Prima del rilascio della versione stabile di Dart l’esecuzione dell’algoritmo — che prende in ingresso un’immagine della grandezza di 320×320 px e la sfoca — impiegava 42 millisecondi. Pichler spiega che grazie ai miglioramenti dell’operatore di divisione fra numeri interi (~/), della gestione dei typed arrays e dell’operatore shift right orientato ai bit >>, l’algoritmo impiega ora solo 13ms per l’esecuzione.

Continuando a parlare di performance, +Seth Ladd, Dart Dev Rel presso Google, mostra in un post sul suo blog una nuova caratteristica di dart2js introdotta poco prima del lancio dell’SDK 1.0, ovvero la possibilità di passare variabili d’ambiente al compilatore direttamente dalla riga di comando usando l’opzione -D (e.g. -DDEBUG=true).
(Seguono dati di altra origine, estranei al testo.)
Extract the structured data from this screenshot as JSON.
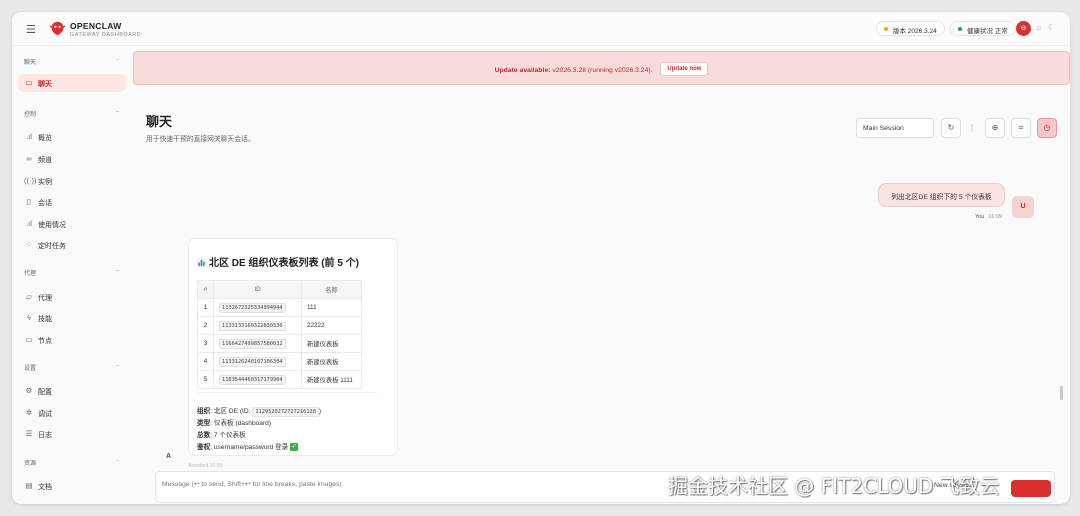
{
  "brand": {
    "name": "OPENCLAW",
    "subtitle": "GATEWAY DASHBOARD"
  },
  "topbar": {
    "version_label": "版本 2026.3.24",
    "health_label": "健康状况 正常",
    "health_color": "#2e9e44",
    "version_color": "#f0a020"
  },
  "sidebar": {
    "sections": [
      {
        "title": "聊天",
        "items": [
          {
            "label": "聊天",
            "icon": "chat-bubble-icon",
            "active": true
          }
        ]
      },
      {
        "title": "控制",
        "items": [
          {
            "label": "概览",
            "icon": "bar-chart-icon"
          },
          {
            "label": "频道",
            "icon": "link-icon"
          },
          {
            "label": "实例",
            "icon": "broadcast-icon"
          },
          {
            "label": "会话",
            "icon": "document-icon"
          },
          {
            "label": "使用情况",
            "icon": "bar-chart-icon"
          },
          {
            "label": "定时任务",
            "icon": "spinner-icon"
          }
        ]
      },
      {
        "title": "代理",
        "items": [
          {
            "label": "代理",
            "icon": "folder-icon"
          },
          {
            "label": "技能",
            "icon": "lightning-icon"
          },
          {
            "label": "节点",
            "icon": "monitor-icon"
          }
        ]
      },
      {
        "title": "设置",
        "items": [
          {
            "label": "配置",
            "icon": "gear-icon"
          },
          {
            "label": "调试",
            "icon": "bug-icon"
          },
          {
            "label": "日志",
            "icon": "log-icon"
          }
        ]
      },
      {
        "title": "资源",
        "items": [
          {
            "label": "文档",
            "icon": "book-icon"
          }
        ]
      }
    ]
  },
  "banner": {
    "lead": "Update available:",
    "text": " v2026.3.28 (running v2026.3.24).",
    "button": "Update now"
  },
  "page": {
    "title": "聊天",
    "subtitle": "用于快速干预的直接网关聊天会话。",
    "session": "Main Session"
  },
  "chat": {
    "user_message": "列出北区DE 组织下的 5 个仪表板",
    "user_avatar": "U",
    "user_name": "You",
    "user_time": "16:09",
    "assistant_avatar": "A",
    "assistant_meta": "Assistant 16:09",
    "card": {
      "title": "北区 DE 组织仪表板列表 (前 5 个)",
      "columns": [
        "#",
        "ID",
        "名称"
      ],
      "rows": [
        {
          "n": "1",
          "id": "1132672325334994944",
          "name": "111"
        },
        {
          "n": "2",
          "id": "1133133160322830336",
          "name": "22222"
        },
        {
          "n": "3",
          "id": "1166427499857580032",
          "name": "新建仪表板"
        },
        {
          "n": "4",
          "id": "1133126240107106304",
          "name": "新建仪表板"
        },
        {
          "n": "5",
          "id": "1163544460317179904",
          "name": "新建仪表板 1111"
        }
      ],
      "org_label": "组织",
      "org_value": ": 北区 DE (ID: ",
      "org_id": "1129520272727216128",
      "org_tail": ")",
      "type_label": "类型",
      "type_value": ": 仪表板 (dashboard)",
      "total_label": "总数",
      "total_value": ": 7 个仪表板",
      "auth_label": "鉴权",
      "auth_value": ": username/password 登录",
      "auth_check": "✓"
    }
  },
  "composer": {
    "placeholder": "Message (↩ to send, Shift+↩ for line breaks, paste images)",
    "new_session": "New session"
  },
  "watermark": "掘金技术社区 @ FIT2CLOUD 飞致云"
}
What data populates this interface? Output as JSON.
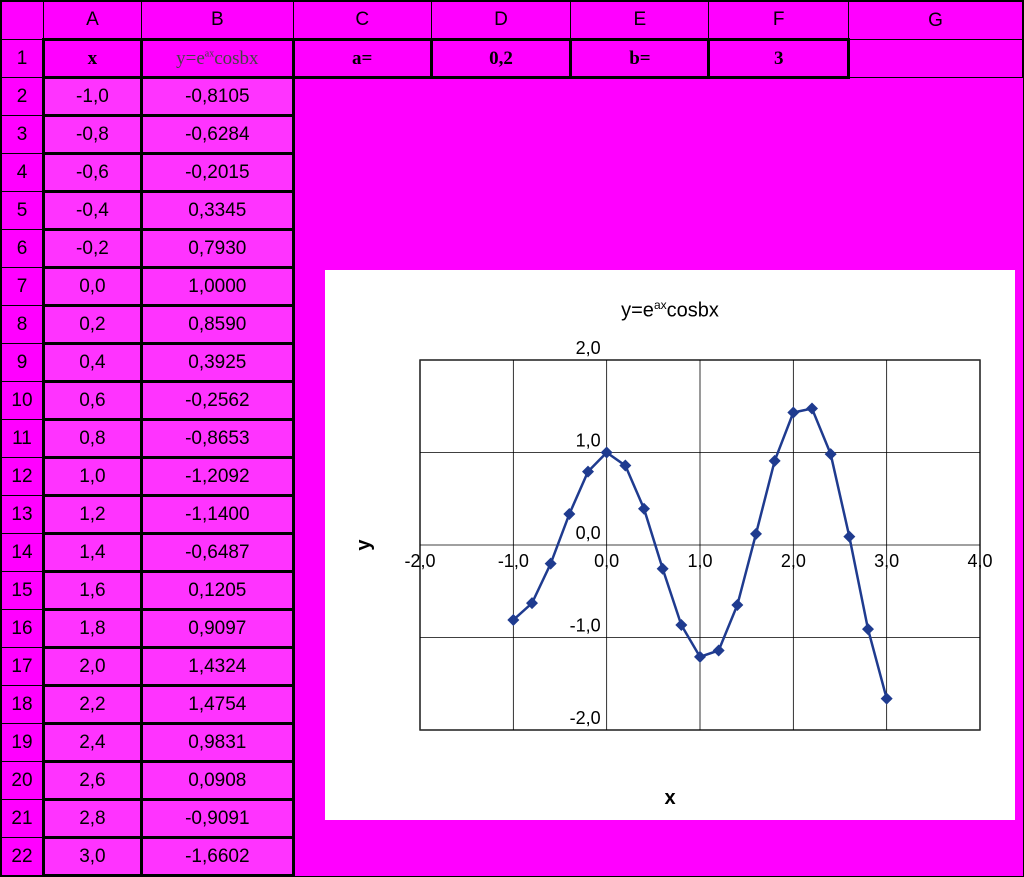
{
  "columns": [
    "A",
    "B",
    "C",
    "D",
    "E",
    "F",
    "G"
  ],
  "row_numbers": [
    1,
    2,
    3,
    4,
    5,
    6,
    7,
    8,
    9,
    10,
    11,
    12,
    13,
    14,
    15,
    16,
    17,
    18,
    19,
    20,
    21,
    22
  ],
  "header_row": {
    "A": "x",
    "B_html": "y=e<sup>ax</sup>cosbx",
    "C": "a=",
    "D": "0,2",
    "E": "b=",
    "F": "3"
  },
  "data_rows": [
    {
      "x": "-1,0",
      "y": "-0,8105"
    },
    {
      "x": "-0,8",
      "y": "-0,6284"
    },
    {
      "x": "-0,6",
      "y": "-0,2015"
    },
    {
      "x": "-0,4",
      "y": "0,3345"
    },
    {
      "x": "-0,2",
      "y": "0,7930"
    },
    {
      "x": "0,0",
      "y": "1,0000"
    },
    {
      "x": "0,2",
      "y": "0,8590"
    },
    {
      "x": "0,4",
      "y": "0,3925"
    },
    {
      "x": "0,6",
      "y": "-0,2562"
    },
    {
      "x": "0,8",
      "y": "-0,8653"
    },
    {
      "x": "1,0",
      "y": "-1,2092"
    },
    {
      "x": "1,2",
      "y": "-1,1400"
    },
    {
      "x": "1,4",
      "y": "-0,6487"
    },
    {
      "x": "1,6",
      "y": "0,1205"
    },
    {
      "x": "1,8",
      "y": "0,9097"
    },
    {
      "x": "2,0",
      "y": "1,4324"
    },
    {
      "x": "2,2",
      "y": "1,4754"
    },
    {
      "x": "2,4",
      "y": "0,9831"
    },
    {
      "x": "2,6",
      "y": "0,0908"
    },
    {
      "x": "2,8",
      "y": "-0,9091"
    },
    {
      "x": "3,0",
      "y": "-1,6602"
    }
  ],
  "chart_data": {
    "type": "line",
    "title_html": "y=e<sup>ax</sup>cosbx",
    "xlabel": "x",
    "ylabel": "y",
    "xlim": [
      -2,
      4
    ],
    "ylim": [
      -2,
      2
    ],
    "xticks": [
      "-2,0",
      "-1,0",
      "0,0",
      "1,0",
      "2,0",
      "3,0",
      "4,0"
    ],
    "yticks": [
      "-2,0",
      "-1,0",
      "0,0",
      "1,0",
      "2,0"
    ],
    "x": [
      -1.0,
      -0.8,
      -0.6,
      -0.4,
      -0.2,
      0.0,
      0.2,
      0.4,
      0.6,
      0.8,
      1.0,
      1.2,
      1.4,
      1.6,
      1.8,
      2.0,
      2.2,
      2.4,
      2.6,
      2.8,
      3.0
    ],
    "y": [
      -0.8105,
      -0.6284,
      -0.2015,
      0.3345,
      0.793,
      1.0,
      0.859,
      0.3925,
      -0.2562,
      -0.8653,
      -1.2092,
      -1.14,
      -0.6487,
      0.1205,
      0.9097,
      1.4324,
      1.4754,
      0.9831,
      0.0908,
      -0.9091,
      -1.6602
    ],
    "series_color": "#1f3b8f",
    "grid": true
  }
}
La particolarità di queste variabili è che vengono valutate al momento della compilazione e questo permette al compilatore di ignorare le parti di codice che non verrebbero raggiunte durante l’esecuzione (dead code), generando di conseguenza un output più leggero.

Vediamo velocemente l’esempio utilizzato da Seth per mostrare questa nuova feature. Assumiamo che il nostro programma all’avvio invochi log(String msg), una funzione che stampa la stringa msg se il valore della variabile d’ambiente DEBUG è diverso da null:

log(String msg) {
  if (const String.fromEnvironment('DEBUG') != null) {
    print('debug: $msg');
  }
}

main() {
  log('In production, I do not exist');
}

Lanciando il compilatore con la variabile DEBUG uguale a true il codice Javascript generato è il seguente:

main: function() {
    H.printString("debug: In the production release, I do not exist");
}

Senza la variabile, l’output è il seguente:

main: function() {
}

Come ci aspettavamo, il compilatore ha semplicemente ignorato la presenza della funzione log(String msg).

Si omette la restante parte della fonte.